CarMax (KMX) – CarMax shares rose 5.9% in pre-market trading after the auto retailer reported better-than-expected sales and profits for its final quarter. CarMax topped the consensus estimate of $ 1 per share, with quarterly profit of $ 2.63, helped by a preference for cars over public transport induced by the pandemic.
Virgin Galactic (SPCE) – Shares of Virgin jumped 11.5% in pre-market after the Federal Aviation Administration cleared Virgin to fly paying customers into space. This is the first such approval granted by the FAA, and follows a successful test flight by Virgin Galactic in May.
FedEx (FDX) – FedEx broke estimates by 2 cents per share, with quarterly earnings of $ 5.01 per share. Delivery service revenue also exceeded expectations. However, CEO Fred Smith said operations were hampered by the inability to find enough workers and the company would increase capital spending by 22% this year to deal with delivery delays. The title slipped 3.9% in pre-market.
Tesla (TSLA) – Japanese electronics giant Panasonic sold its entire stake in Tesla for around $ 3.6 billion in the past fiscal year, according to a spokesperson for Panasonic. Panasonic was one of the early investors in Tesla and is a major supplier of batteries to the automaker.

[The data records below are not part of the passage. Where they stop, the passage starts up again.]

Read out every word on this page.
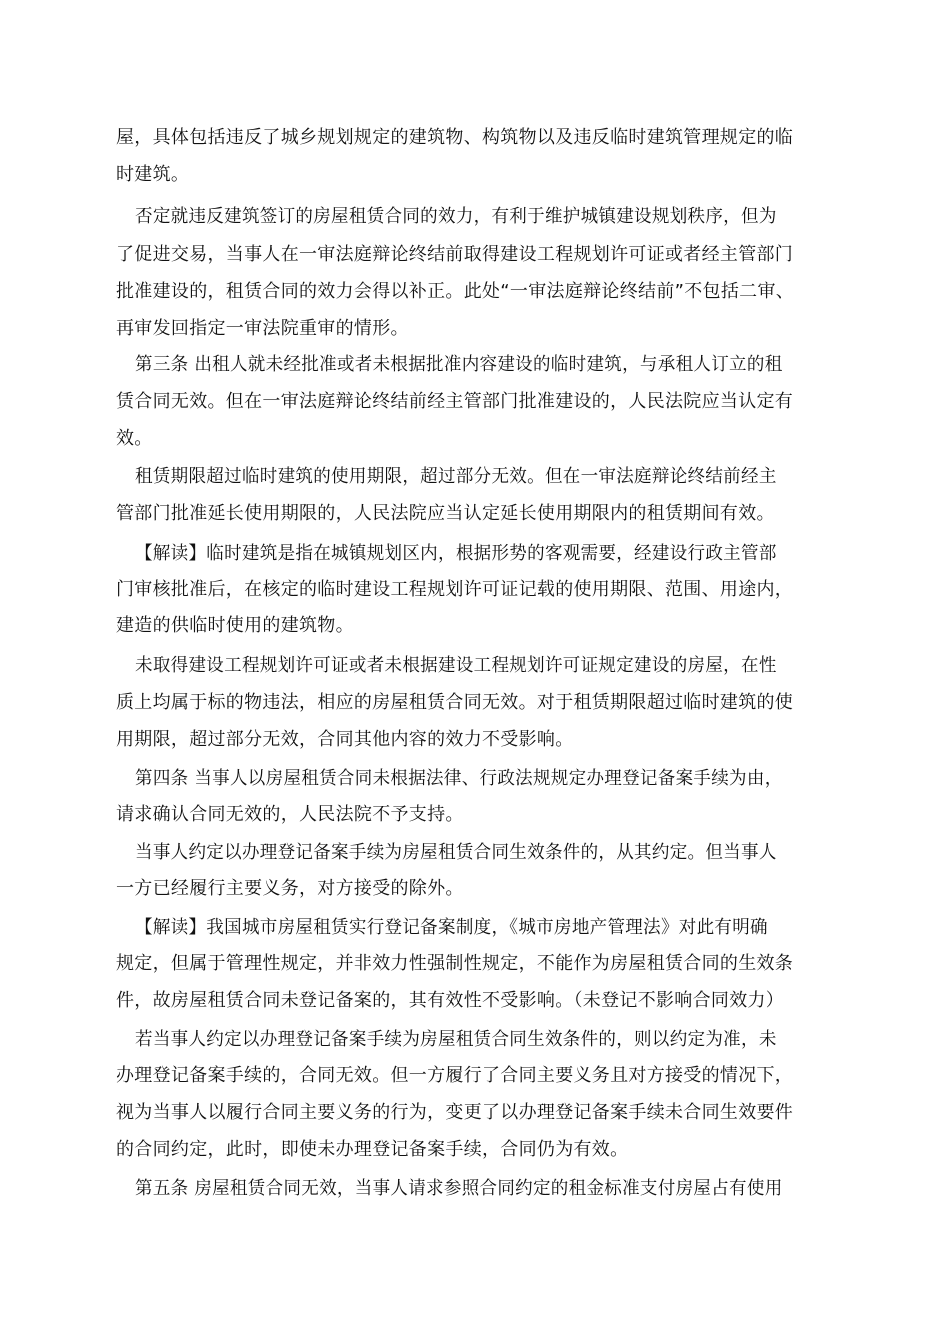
屋，具体包括违反了城乡规划规定的建筑物、构筑物以及违反临时建筑管理规定的临
时建筑。
否定就违反建筑签订的房屋租赁合同的效力，有利于维护城镇建设规划秩序，但为
了促进交易，当事人在一审法庭辩论终结前取得建设工程规划许可证或者经主管部门
批准建设的，租赁合同的效力会得以补正。此处“一审法庭辩论终结前”不包括二审、
再审发回指定一审法院重审的情形。
第三条 出租人就未经批准或者未根据批准内容建设的临时建筑，与承租人订立的租
赁合同无效。但在一审法庭辩论终结前经主管部门批准建设的，人民法院应当认定有
效。
租赁期限超过临时建筑的使用期限，超过部分无效。但在一审法庭辩论终结前经主
管部门批准延长使用期限的，人民法院应当认定延长使用期限内的租赁期间有效。
【解读】临时建筑是指在城镇规划区内，根据形势的客观需要，经建设行政主管部
门审核批准后，在核定的临时建设工程规划许可证记载的使用期限、范围、用途内，
建造的供临时使用的建筑物。
未取得建设工程规划许可证或者未根据建设工程规划许可证规定建设的房屋，在性
质上均属于标的物违法，相应的房屋租赁合同无效。对于租赁期限超过临时建筑的使
用期限，超过部分无效，合同其他内容的效力不受影响。
第四条 当事人以房屋租赁合同未根据法律、行政法规规定办理登记备案手续为由，
请求确认合同无效的，人民法院不予支持。
当事人约定以办理登记备案手续为房屋租赁合同生效条件的，从其约定。但当事人
一方已经履行主要义务，对方接受的除外。
【解读】我国城市房屋租赁实行登记备案制度，《城市房地产管理法》对此有明确
规定，但属于管理性规定，并非效力性强制性规定，不能作为房屋租赁合同的生效条
件，故房屋租赁合同未登记备案的，其有效性不受影响。（未登记不影响合同效力）
若当事人约定以办理登记备案手续为房屋租赁合同生效条件的，则以约定为准，未
办理登记备案手续的，合同无效。但一方履行了合同主要义务且对方接受的情况下，
视为当事人以履行合同主要义务的行为，变更了以办理登记备案手续未合同生效要件
的合同约定，此时，即使未办理登记备案手续，合同仍为有效。
第五条 房屋租赁合同无效，当事人请求参照合同约定的租金标准支付房屋占有使用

Netflix (NFLX) – Netflix was up 1.3% pre-release following an upgrade to “outperform” versus “neutral” at Credit Suisse. The bank said it expects growth in subscriber numbers to normalize and its recent consumer survey has bolstered Netflix’s strong competitive position.
BlackBerry (BB) – BlackBerry shares rose 1.3% in pre-market trading after reporting a smaller-than-expected loss for its most recent quarter. The security and communications software maker also posted better-than-expected revenues as increased sales of electric vehicles boosted demand for BlackBerry’s QNX software.

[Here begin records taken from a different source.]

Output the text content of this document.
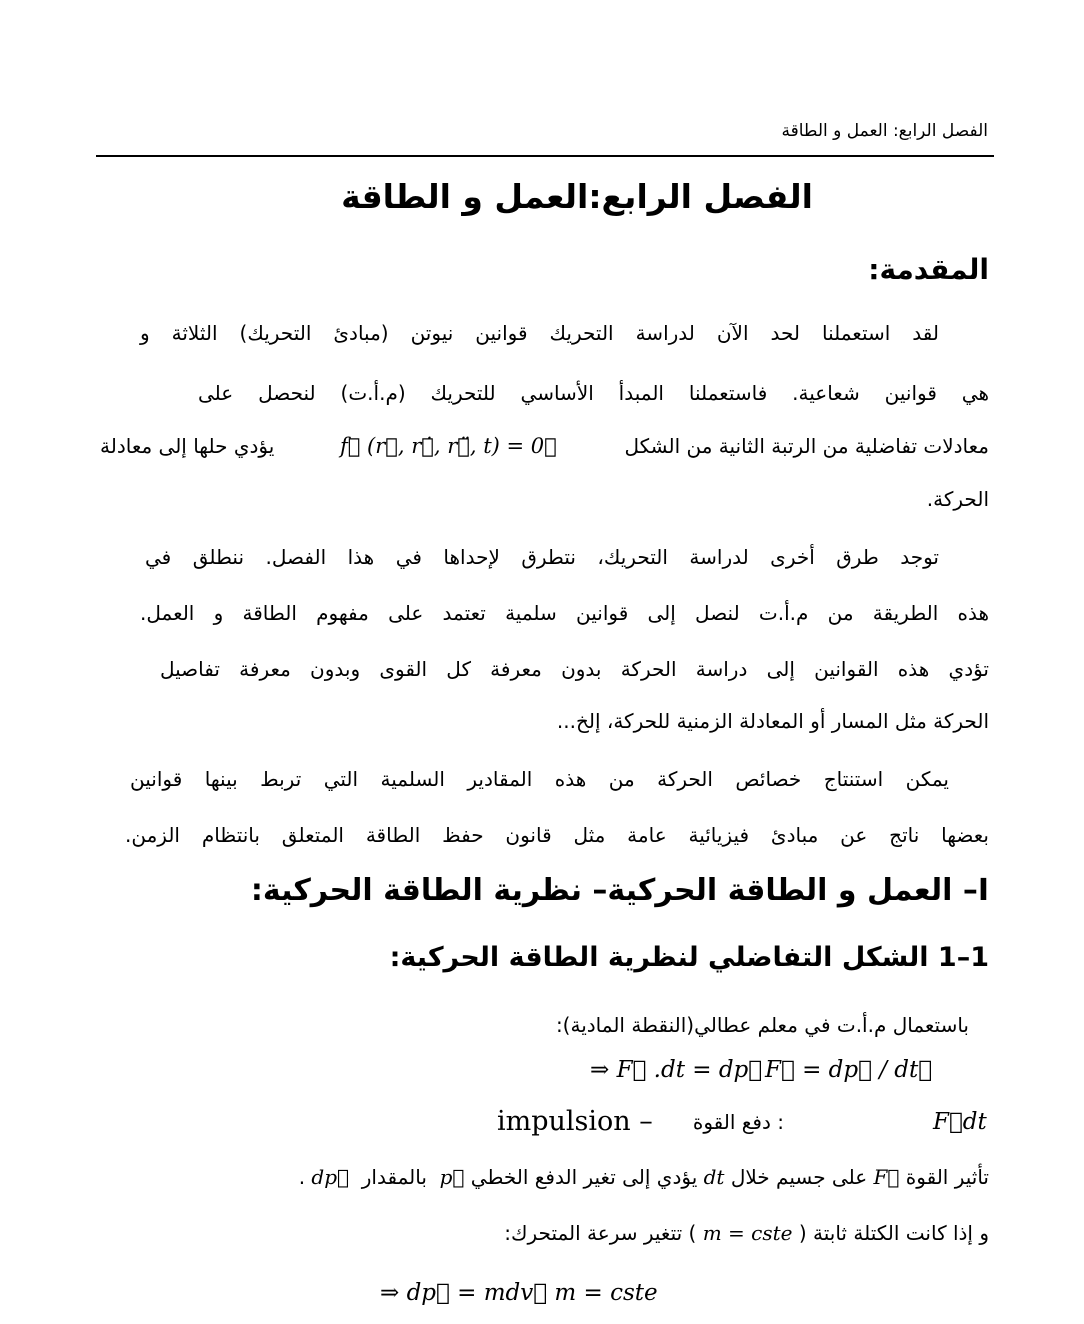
الفصل الرابع: العمل و الطاقة
الفصل الرابع:العمل و الطاقة
المقدمة:
لقد استعملنا لحد الآن لدراسة التحريك قوانين نيوتن (مبادئ التحريك) الثلاثة و
هي قوانين شعاعية. فاستعملنا المبدأ الأساسي للتحريك (م.أ.ت) لنحصل على
معادلات تفاضلية من الرتبة الثانية من الشكل
f⃗ (r⃗, r⃗̇, r⃗̈, t) = 0⃗
يؤدي حلها إلى معادلة
الحركة.
توجد طرق أخرى لدراسة التحريك، نتطرق لإحداها في هذا الفصل. ننطلق في
هذه الطريقة من م.أ.ت لنصل إلى قوانين سلمية تعتمد على مفهوم الطاقة و العمل.
تؤدي هذه القوانين إلى دراسة الحركة بدون معرفة كل القوى وبدون معرفة تفاصيل
الحركة مثل المسار أو المعادلة الزمنية للحركة، إلخ...
يمكن استنتاج خصائص الحركة من هذه المقادير السلمية التي تربط بينها قوانين
بعضها ناتج عن مبادئ فيزيائية عامة مثل قانون حفظ الطاقة المتعلق بانتظام الزمن.
I– العمل و الطاقة الحركية– نظرية الطاقة الحركية:
1–1 الشكل التفاضلي لنظرية الطاقة الحركية:
باستعمال م.أ.ت في معلم عطالي(النقطة المادية):
⇒ F⃗ .dt = dp⃗ F⃗ = dp⃗ / dt⃗
F⃗dt
: دفع القوة
impulsion –
تأثير القوة F⃗ على جسيم خلال dt يؤدي إلى تغير الدفع الخطي p⃗  بالمقدار  dp⃗ .
و إذا كانت الكتلة ثابتة ( m = cste ) تتغير سرعة المتحرك:
⇒ dp⃗ = mdv⃗ m = cste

JPMorgan Chase (JPM), Wells Fargo (WFC), Bank of America (BAC), Citigroup (C) – Big bank stocks are under scrutiny today after the Federal Reserve gave pass ratings to 23 banks that were subjected to the latest round of stress tests. Following these results, the Fed announced that it would lift temporary restrictions on dividends and share buybacks.
Twilio (TWLO), Asana (ASAN) – Twilio and Asana have agreed to list their shares on the long-term stock exchange, a Silicon Valley-based transaction that is designed to focus on long-term investing. They will also continue to be listed on the New York Stock Exchange. The two cloud-based software companies were the first investors in the long-term exchange. Asana jumped 3.3% in pre-market trading.

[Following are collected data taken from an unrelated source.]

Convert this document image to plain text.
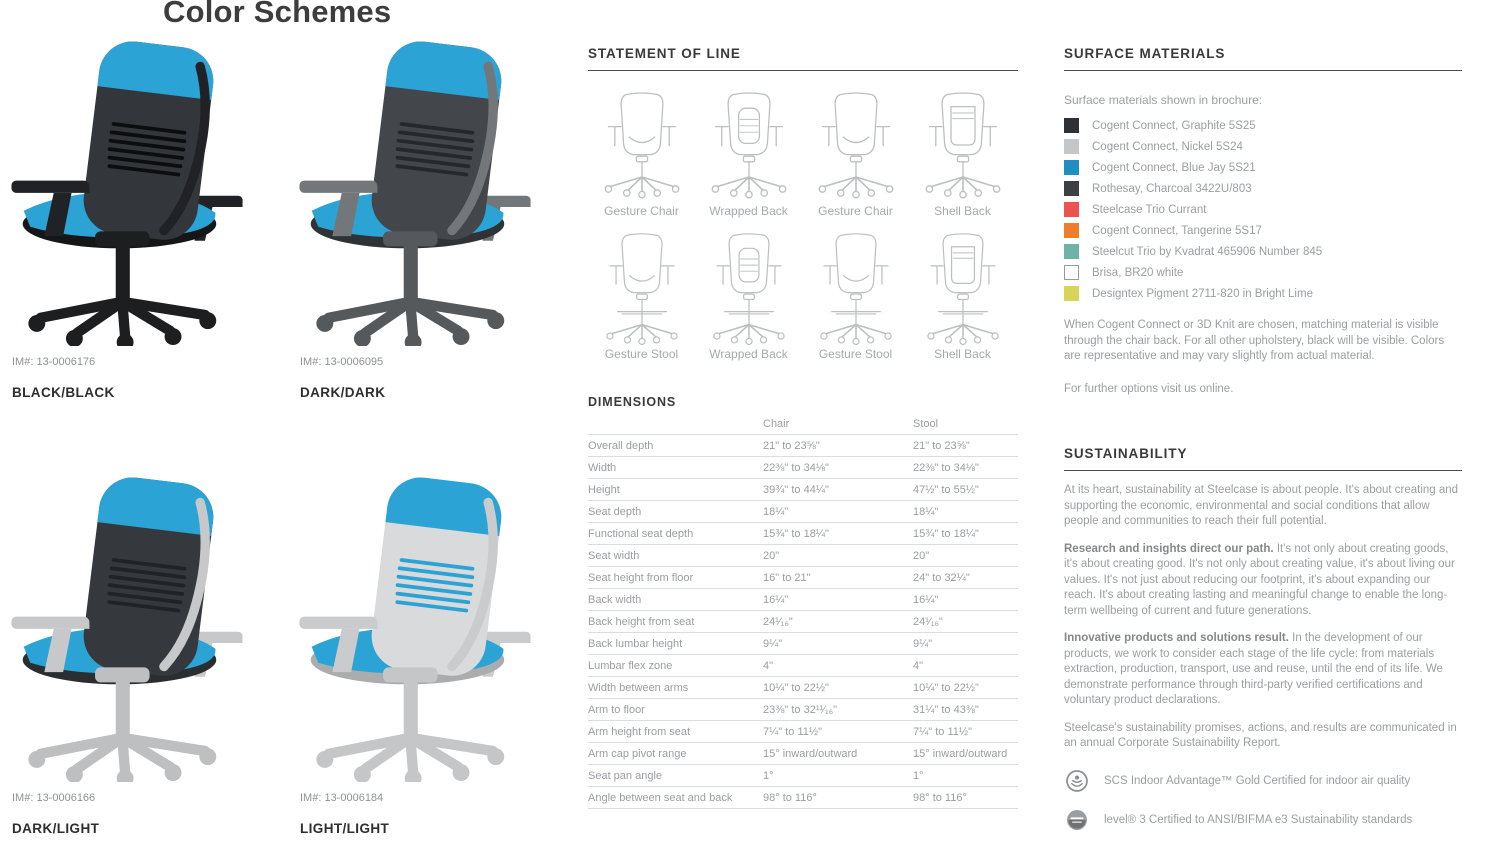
Color Schemes
IM#: 13-0006176
BLACK/BLACK
IM#: 13-0006095
DARK/DARK
IM#: 13-0006166
DARK/LIGHT
IM#: 13-0006184
LIGHT/LIGHT
STATEMENT OF LINE
Gesture Chair	Wrapped Back	Gesture Chair	Shell Back
Gesture Stool	Wrapped Back	Gesture Stool	Shell Back
DIMENSIONS
	Chair	Stool
Overall depth	21" to 23⅝"	21" to 23⅝"
Width	22⅜" to 34⅛"	22⅜" to 34⅛"
Height	39¾" to 44¼"	47½" to 55½"
Seat depth	18¼"	18¼"
Functional seat depth	15¾" to 18¼"	15¾" to 18¼"
Seat width	20"	20"
Seat height from floor	16" to 21"	24" to 32¼"
Back width	16¼"	16¼"
Back height from seat	24¹⁄₁₆"	24¹⁄₁₆"
Back lumbar height	9¼"	9¼"
Lumbar flex zone	4"	4"
Width between arms	10¼" to 22½"	10¼" to 22½"
Arm to floor	23⅜" to 32¹¹⁄₁₆"	31¼" to 43⅜"
Arm height from seat	7¼" to 11½"	7¼" to 11½"
Arm cap pivot range	15° inward/outward	15° inward/outward
Seat pan angle	1°	1°
Angle between seat and back	98° to 116°	98° to 116°
SURFACE MATERIALS

Surface materials shown in brochure:

Cogent Connect, Graphite 5S25
Cogent Connect, Nickel 5S24
Cogent Connect, Blue Jay 5S21
Rothesay, Charcoal 3422U/803
Steelcase Trio Currant
Cogent Connect, Tangerine 5S17
Steelcut Trio by Kvadrat 465906 Number 845
Brisa, BR20 white
Designtex Pigment 2711-820 in Bright Lime

When Cogent Connect or 3D Knit are chosen, matching material is visible through the chair back. For all other upholstery, black will be visible. Colors are representative and may vary slightly from actual material.

For further options visit us online.

SUSTAINABILITY

At its heart, sustainability at Steelcase is about people. It's about creating and supporting the economic, environmental and social conditions that allow people and communities to reach their full potential.

Research and insights direct our path. It's not only about creating goods, it's about creating good. It's not only about creating value, it's about living our values. It's not just about reducing our footprint, it's about expanding our reach. It's about creating lasting and meaningful change to enable the long-term wellbeing of current and future generations.

Innovative products and solutions result. In the development of our products, we work to consider each stage of the life cycle: from materials extraction, production, transport, use and reuse, until the end of its life. We demonstrate performance through third-party verified certifications and voluntary product declarations.

Steelcase's sustainability promises, actions, and results are communicated in an annual Corporate Sustainability Report.

SCS Indoor Advantage™ Gold Certified for indoor air quality
level® 3 Certified to ANSI/BIFMA e3 Sustainability standards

Credit Suisse (CS) – Credit Suisse is considering various overhaul plans, including a possible merger with rival European bank UBS (UBS), according to people familiar with the bank’s thinking who spoke to Reuters. Credit Suisse gained 1.2% in the pre-market.
Doximity (DOCS) – The social network for doctors saw its stock drop 3.9% pre-market, after going public at $ 26 per share and closing its first day of trading at $ 53.